A unidade entre o primeiro e o segundo mandamento é apresentada, portanto, a todos os seguidores e seguidoras de Jesus: Como podes amar a Deus que não vês e rejeitar o irmão a quem vês? (Primeira Carta de João 4,20). De que adianta dizer ao Irmão: “Vai em paz”, sem lhe dar nada? “Assim, também a fé: sem as obras, ela está completamente morta” (Tiago 2,17). O amor não consiste, pois, em agradáveis sentimentos que possam nascer no coração, mas em centrar a nossa vida em Deus e, a partir dele, socorrer o próximo, seja ele quem for, como aparece na parábola do Bom Samaritano (Lucas 10,29-37). Um amor a Deus que esquecesse os seus filhos e filhas seria uma grande mentira.

Desse modo, para Jesus, o centro da religião não é a preocupação exagerada com o cumprimento minucioso de rituais de adoração a Deus.

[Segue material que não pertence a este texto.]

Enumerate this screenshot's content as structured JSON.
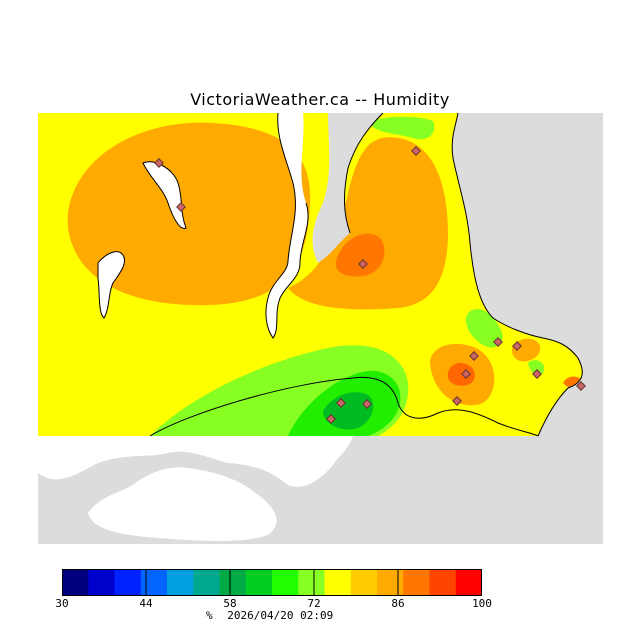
{
  "title": "VictoriaWeather.ca -- Humidity",
  "legend": {
    "min": 30,
    "max": 100,
    "tick_labels": [
      "30",
      "44",
      "58",
      "72",
      "86",
      "100"
    ],
    "colors": [
      "#00007f",
      "#0000cc",
      "#0022ff",
      "#0066ff",
      "#00a0e0",
      "#00a890",
      "#00aa44",
      "#00cc22",
      "#22ff00",
      "#88ff22",
      "#ffff00",
      "#ffcc00",
      "#ffaa00",
      "#ff7700",
      "#ff4400",
      "#ff0000"
    ]
  },
  "footer": {
    "unit": "%",
    "timestamp": "2026/04/20 02:09"
  },
  "map_colors": {
    "land_no_data": "#dcdcdc",
    "water": "#ffffff",
    "yellow": "#ffff00",
    "orange": "#ffaa00",
    "dark_orange": "#ff6600",
    "light_green": "#88ff22",
    "green": "#22ee00",
    "dark_green": "#00bb22",
    "station": "#cc6666"
  },
  "stations": [
    {
      "id": "s1"
    },
    {
      "id": "s2"
    },
    {
      "id": "s3"
    },
    {
      "id": "s4"
    },
    {
      "id": "s5"
    },
    {
      "id": "s6"
    },
    {
      "id": "s7"
    },
    {
      "id": "s8"
    },
    {
      "id": "s9"
    },
    {
      "id": "s10"
    },
    {
      "id": "s11"
    },
    {
      "id": "s12"
    },
    {
      "id": "s13"
    },
    {
      "id": "s14"
    }
  ]
}
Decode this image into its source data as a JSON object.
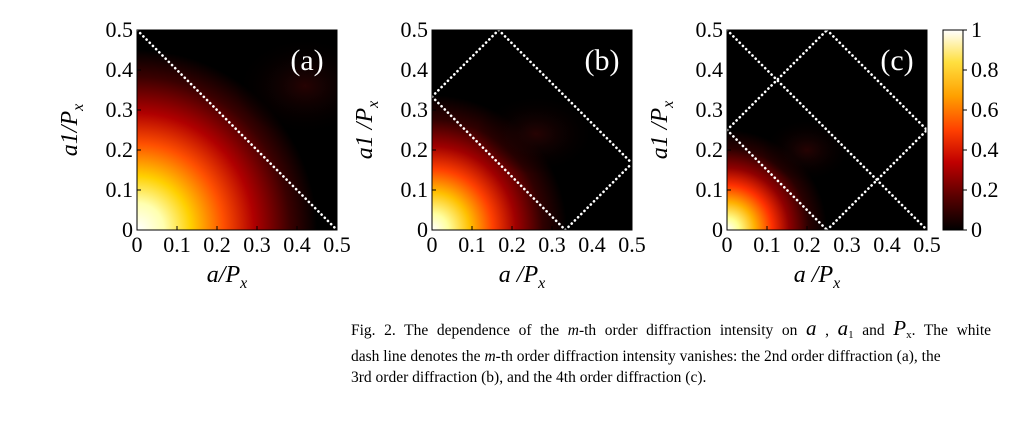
{
  "chart_data": [
    {
      "type": "heatmap",
      "panel_label": "(a)",
      "xlabel": "a/Px",
      "ylabel": "a1/Px",
      "xlim": [
        0,
        0.5
      ],
      "ylim": [
        0,
        0.5
      ],
      "xticks": [
        "0",
        "0.1",
        "0.2",
        "0.3",
        "0.4",
        "0.5"
      ],
      "yticks": [
        "0",
        "0.1",
        "0.2",
        "0.3",
        "0.4",
        "0.5"
      ],
      "order": 2,
      "intensity_peak": {
        "x": 0,
        "y": 0,
        "value": 1
      },
      "zero_lines": [
        {
          "from": [
            0,
            0.5
          ],
          "to": [
            0.5,
            0
          ]
        }
      ]
    },
    {
      "type": "heatmap",
      "panel_label": "(b)",
      "xlabel": "a /Px",
      "ylabel": "a1 /Px",
      "xlim": [
        0,
        0.5
      ],
      "ylim": [
        0,
        0.5
      ],
      "xticks": [
        "0",
        "0.1",
        "0.2",
        "0.3",
        "0.4",
        "0.5"
      ],
      "yticks": [
        "0",
        "0.1",
        "0.2",
        "0.3",
        "0.4",
        "0.5"
      ],
      "order": 3,
      "intensity_peak": {
        "x": 0,
        "y": 0,
        "value": 1
      },
      "zero_lines": [
        {
          "from": [
            0,
            0.3333
          ],
          "to": [
            0.1667,
            0.5
          ]
        },
        {
          "from": [
            0,
            0.3333
          ],
          "to": [
            0.3333,
            0
          ]
        },
        {
          "from": [
            0.1667,
            0.5
          ],
          "to": [
            0.5,
            0.1667
          ]
        },
        {
          "from": [
            0.3333,
            0
          ],
          "to": [
            0.5,
            0.1667
          ]
        }
      ]
    },
    {
      "type": "heatmap",
      "panel_label": "(c)",
      "xlabel": "a /Px",
      "ylabel": "a1 /Px",
      "xlim": [
        0,
        0.5
      ],
      "ylim": [
        0,
        0.5
      ],
      "xticks": [
        "0",
        "0.1",
        "0.2",
        "0.3",
        "0.4",
        "0.5"
      ],
      "yticks": [
        "0",
        "0.1",
        "0.2",
        "0.3",
        "0.4",
        "0.5"
      ],
      "order": 4,
      "intensity_peak": {
        "x": 0,
        "y": 0,
        "value": 1
      },
      "zero_lines": [
        {
          "from": [
            0,
            0.5
          ],
          "to": [
            0.5,
            0
          ]
        },
        {
          "from": [
            0,
            0.25
          ],
          "to": [
            0.25,
            0.5
          ]
        },
        {
          "from": [
            0,
            0.25
          ],
          "to": [
            0.25,
            0
          ]
        },
        {
          "from": [
            0.25,
            0.5
          ],
          "to": [
            0.5,
            0.25
          ]
        },
        {
          "from": [
            0.25,
            0
          ],
          "to": [
            0.5,
            0.25
          ]
        }
      ]
    }
  ],
  "colorbar": {
    "min": 0,
    "max": 1,
    "ticks": [
      "0",
      "0.2",
      "0.4",
      "0.6",
      "0.8",
      "1"
    ],
    "colors": [
      "#000000",
      "#5a0000",
      "#c00000",
      "#ff4000",
      "#ffa000",
      "#ffe040",
      "#ffffff"
    ]
  },
  "caption": {
    "line1_part1": "Fig. 2. The dependence of the",
    "line1_m": "m",
    "line1_part2": "-th order diffraction intensity on",
    "sym_a": "a",
    "comma1": ",",
    "sym_a1_base": "a",
    "sym_a1_sub": "1",
    "and_word": "and",
    "sym_Px_base": "P",
    "sym_Px_sub": "x",
    "line1_end": ". The white",
    "line2_part1": "dash line denotes the",
    "line2_m": "m",
    "line2_part2": "-th order diffraction intensity vanishes: the 2nd order diffraction (a), the",
    "line3": "3rd order diffraction (b), and the 4th order diffraction (c)."
  }
}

Importante mesmo é discernir a vontade do Pai e realizá-la. Ele mesmo, com palavras e ações, ensinou que a realização da vontade do Pai consiste em fazer da vida uma entrega cotidiana de amor aos irmãos, chegando, se necessário, até ao dom total de si mesmo. Ele, na véspera de sua paixão, durante a ceia, tomou o pão e disse: “Isto é o meu corpo que será entregue por vós”. E, ao final da Ceia, tomou o cálice em suas mãos e disse: “Este é o cálice do meu sangue, o sangue da nova e eterna aliança, que será derramado por vós e por todos” (Lc 22,19-20 – Oração Eucarística, n.º 4). 

Enfim, o que é essencial em nossa vida? Que lugar a família ocupa em nosso coração? Qual a importância que damos às eleições municipais? Enxergamos os pobres e sofredores ou eles são invisíveis para nós? Talvez essas perguntas poderiam ajudar a descobrir cada dia o que, de fato, é essencial e irrenunciável, seja qual for a nossa convicção religiosa ou filosófica.